Basics

Wow. What a hectic week it’s been. Whenever things go haywire, I try to take a look and see where I can simplify to create routines and habits that will keep me grounded. Since Elliot's arrival, my training and especially my running has been on the back burner. That’s okay, it’s what I expected to happen. However, I’m ready to get back into the groove, and I have a couple strategies I use to make sure that happens.

Basic workouts. Get in, get out. Honestly, most of my workouts over the past few years have been like that, but for the next month or two, I’ll pick two movements that I know I get a lot of bang for my buck and primarily just do those. Probably power cleans and deadlifts. They’re both full body exercises that will help me keep up my strength and explosiveness. Somedays, I’ll feel like doing more, and I will, but most of the time I’ll do one of those movements and move on. Setting my expectation that I’m not going to have a big crazy workout is really helpful for avoiding workout guilt.

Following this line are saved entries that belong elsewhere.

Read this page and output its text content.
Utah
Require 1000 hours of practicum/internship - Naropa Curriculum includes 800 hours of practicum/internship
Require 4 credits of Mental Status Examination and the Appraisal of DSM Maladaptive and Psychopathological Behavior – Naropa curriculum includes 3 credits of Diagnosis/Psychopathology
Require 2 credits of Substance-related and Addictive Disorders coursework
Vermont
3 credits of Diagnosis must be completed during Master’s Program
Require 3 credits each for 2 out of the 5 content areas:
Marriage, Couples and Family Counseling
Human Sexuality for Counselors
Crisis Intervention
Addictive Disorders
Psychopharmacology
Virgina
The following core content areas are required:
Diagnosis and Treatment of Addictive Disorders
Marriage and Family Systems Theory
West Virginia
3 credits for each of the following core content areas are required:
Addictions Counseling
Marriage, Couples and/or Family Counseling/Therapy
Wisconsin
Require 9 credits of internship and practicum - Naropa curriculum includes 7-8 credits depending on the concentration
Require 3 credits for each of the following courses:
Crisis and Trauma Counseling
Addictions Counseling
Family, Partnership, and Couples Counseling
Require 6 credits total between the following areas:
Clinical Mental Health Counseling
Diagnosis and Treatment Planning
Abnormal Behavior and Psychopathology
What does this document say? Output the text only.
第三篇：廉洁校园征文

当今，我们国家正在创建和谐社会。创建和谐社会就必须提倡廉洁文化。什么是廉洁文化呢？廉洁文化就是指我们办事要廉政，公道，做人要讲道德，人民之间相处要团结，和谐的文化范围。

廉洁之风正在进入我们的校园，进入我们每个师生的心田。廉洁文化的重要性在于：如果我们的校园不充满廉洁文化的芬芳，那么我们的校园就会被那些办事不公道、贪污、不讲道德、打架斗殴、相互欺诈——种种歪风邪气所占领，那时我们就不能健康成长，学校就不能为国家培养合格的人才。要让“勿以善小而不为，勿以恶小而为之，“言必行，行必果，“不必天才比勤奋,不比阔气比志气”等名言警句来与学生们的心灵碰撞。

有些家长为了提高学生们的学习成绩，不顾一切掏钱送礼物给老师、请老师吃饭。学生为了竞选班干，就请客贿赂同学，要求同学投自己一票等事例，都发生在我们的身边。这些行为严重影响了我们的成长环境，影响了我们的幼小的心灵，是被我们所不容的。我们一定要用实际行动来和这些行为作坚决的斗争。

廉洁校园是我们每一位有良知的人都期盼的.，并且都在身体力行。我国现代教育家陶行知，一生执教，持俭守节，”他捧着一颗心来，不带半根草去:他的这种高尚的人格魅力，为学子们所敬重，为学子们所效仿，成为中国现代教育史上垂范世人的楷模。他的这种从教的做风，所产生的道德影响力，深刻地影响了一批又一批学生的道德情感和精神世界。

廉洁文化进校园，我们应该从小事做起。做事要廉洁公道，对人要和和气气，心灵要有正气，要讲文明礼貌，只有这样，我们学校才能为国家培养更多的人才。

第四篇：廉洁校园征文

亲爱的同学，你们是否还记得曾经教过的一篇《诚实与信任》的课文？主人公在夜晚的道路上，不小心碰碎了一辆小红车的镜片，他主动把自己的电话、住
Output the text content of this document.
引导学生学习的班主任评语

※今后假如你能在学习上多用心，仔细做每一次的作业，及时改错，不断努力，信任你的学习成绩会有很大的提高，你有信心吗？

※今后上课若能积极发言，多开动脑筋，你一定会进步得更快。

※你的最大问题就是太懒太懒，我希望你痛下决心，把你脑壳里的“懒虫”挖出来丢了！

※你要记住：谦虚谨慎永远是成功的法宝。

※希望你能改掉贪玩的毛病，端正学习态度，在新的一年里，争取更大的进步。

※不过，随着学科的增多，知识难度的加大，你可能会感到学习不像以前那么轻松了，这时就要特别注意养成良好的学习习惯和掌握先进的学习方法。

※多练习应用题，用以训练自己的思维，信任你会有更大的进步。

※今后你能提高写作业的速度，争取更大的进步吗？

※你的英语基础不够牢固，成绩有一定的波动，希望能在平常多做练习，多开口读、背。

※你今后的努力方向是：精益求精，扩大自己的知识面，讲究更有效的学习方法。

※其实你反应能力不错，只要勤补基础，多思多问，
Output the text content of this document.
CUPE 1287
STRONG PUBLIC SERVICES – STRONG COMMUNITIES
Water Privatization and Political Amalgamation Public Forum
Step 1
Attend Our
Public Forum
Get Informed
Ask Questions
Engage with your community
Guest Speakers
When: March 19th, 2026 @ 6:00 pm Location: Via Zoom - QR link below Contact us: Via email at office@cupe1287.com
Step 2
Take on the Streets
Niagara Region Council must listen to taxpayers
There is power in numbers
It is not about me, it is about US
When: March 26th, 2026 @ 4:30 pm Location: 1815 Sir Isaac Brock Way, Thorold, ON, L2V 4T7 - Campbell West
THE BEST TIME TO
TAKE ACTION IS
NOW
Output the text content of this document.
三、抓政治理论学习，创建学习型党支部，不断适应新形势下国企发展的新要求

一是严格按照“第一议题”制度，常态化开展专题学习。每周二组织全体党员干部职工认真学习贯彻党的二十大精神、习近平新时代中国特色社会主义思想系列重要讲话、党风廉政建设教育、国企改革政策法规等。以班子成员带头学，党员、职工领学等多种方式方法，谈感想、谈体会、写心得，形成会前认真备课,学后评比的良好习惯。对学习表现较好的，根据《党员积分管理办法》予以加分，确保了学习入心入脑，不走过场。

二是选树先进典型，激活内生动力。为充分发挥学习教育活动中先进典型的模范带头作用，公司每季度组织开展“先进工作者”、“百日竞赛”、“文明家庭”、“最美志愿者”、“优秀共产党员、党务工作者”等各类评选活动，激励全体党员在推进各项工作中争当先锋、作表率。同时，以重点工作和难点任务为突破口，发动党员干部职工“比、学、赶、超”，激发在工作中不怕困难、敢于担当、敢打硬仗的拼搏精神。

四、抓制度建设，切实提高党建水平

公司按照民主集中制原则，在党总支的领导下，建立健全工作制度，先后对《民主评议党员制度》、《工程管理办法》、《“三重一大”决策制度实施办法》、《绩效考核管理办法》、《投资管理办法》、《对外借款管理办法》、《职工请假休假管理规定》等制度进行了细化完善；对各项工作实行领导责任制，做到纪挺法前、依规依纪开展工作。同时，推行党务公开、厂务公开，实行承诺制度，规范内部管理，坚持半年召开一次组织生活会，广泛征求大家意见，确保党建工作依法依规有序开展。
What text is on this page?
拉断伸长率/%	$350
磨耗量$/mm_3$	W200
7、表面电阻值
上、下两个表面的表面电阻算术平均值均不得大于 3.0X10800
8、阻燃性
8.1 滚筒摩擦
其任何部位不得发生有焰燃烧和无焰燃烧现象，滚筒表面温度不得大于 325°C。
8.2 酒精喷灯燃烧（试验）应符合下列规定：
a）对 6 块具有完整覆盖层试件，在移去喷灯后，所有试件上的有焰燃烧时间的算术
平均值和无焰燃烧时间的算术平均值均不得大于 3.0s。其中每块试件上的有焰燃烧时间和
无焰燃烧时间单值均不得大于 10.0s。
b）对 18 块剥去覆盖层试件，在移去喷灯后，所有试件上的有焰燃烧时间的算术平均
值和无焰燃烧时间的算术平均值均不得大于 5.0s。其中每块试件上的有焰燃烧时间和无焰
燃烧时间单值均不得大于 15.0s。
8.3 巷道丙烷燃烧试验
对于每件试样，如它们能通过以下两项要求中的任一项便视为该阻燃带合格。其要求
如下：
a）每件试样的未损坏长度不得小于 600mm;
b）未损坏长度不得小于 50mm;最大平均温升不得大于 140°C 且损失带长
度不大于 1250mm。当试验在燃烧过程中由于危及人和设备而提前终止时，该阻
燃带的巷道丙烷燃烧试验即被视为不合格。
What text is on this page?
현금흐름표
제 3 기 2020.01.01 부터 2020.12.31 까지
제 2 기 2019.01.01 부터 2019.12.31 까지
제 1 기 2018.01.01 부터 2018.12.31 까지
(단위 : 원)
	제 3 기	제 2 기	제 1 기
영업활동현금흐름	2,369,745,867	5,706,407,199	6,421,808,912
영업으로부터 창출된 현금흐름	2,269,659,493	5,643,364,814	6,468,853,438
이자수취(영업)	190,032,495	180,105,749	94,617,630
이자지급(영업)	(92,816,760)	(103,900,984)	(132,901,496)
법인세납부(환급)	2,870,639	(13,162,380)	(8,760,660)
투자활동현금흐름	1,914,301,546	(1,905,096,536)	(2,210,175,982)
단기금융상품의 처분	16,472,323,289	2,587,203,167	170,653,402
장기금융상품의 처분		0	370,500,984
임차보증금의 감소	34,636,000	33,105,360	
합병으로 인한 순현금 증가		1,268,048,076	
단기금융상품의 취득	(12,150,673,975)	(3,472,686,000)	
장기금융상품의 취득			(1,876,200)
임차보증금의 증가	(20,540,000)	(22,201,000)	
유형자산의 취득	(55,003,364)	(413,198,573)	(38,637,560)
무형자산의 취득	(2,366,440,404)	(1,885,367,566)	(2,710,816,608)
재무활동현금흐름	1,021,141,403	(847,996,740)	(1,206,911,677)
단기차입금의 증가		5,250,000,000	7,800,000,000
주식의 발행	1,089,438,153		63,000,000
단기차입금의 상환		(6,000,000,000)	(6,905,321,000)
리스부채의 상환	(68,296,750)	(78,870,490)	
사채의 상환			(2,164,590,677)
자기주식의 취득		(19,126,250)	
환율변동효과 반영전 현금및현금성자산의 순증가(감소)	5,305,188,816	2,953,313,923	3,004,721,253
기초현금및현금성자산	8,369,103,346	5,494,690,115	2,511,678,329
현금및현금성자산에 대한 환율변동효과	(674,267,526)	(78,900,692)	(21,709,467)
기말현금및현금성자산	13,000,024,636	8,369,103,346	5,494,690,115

For running, I set the bar low. I want to run twice a week. One day of intervals, which can be done on the treadmill even, and then I’ll get outside for a trail run once a week, at least. Setting the bar lower, and not expecting myself to run 3 or 4 times a week, or with a milage goal takes off all the pressure.

The holidays are always a hectic time of year, and I expect this year with the added stress of cancelled parties and no family gatherings only to be even more crazy. Make sure you have basics to fall back on to keep yourself training and moving, even when you don’t feel it like.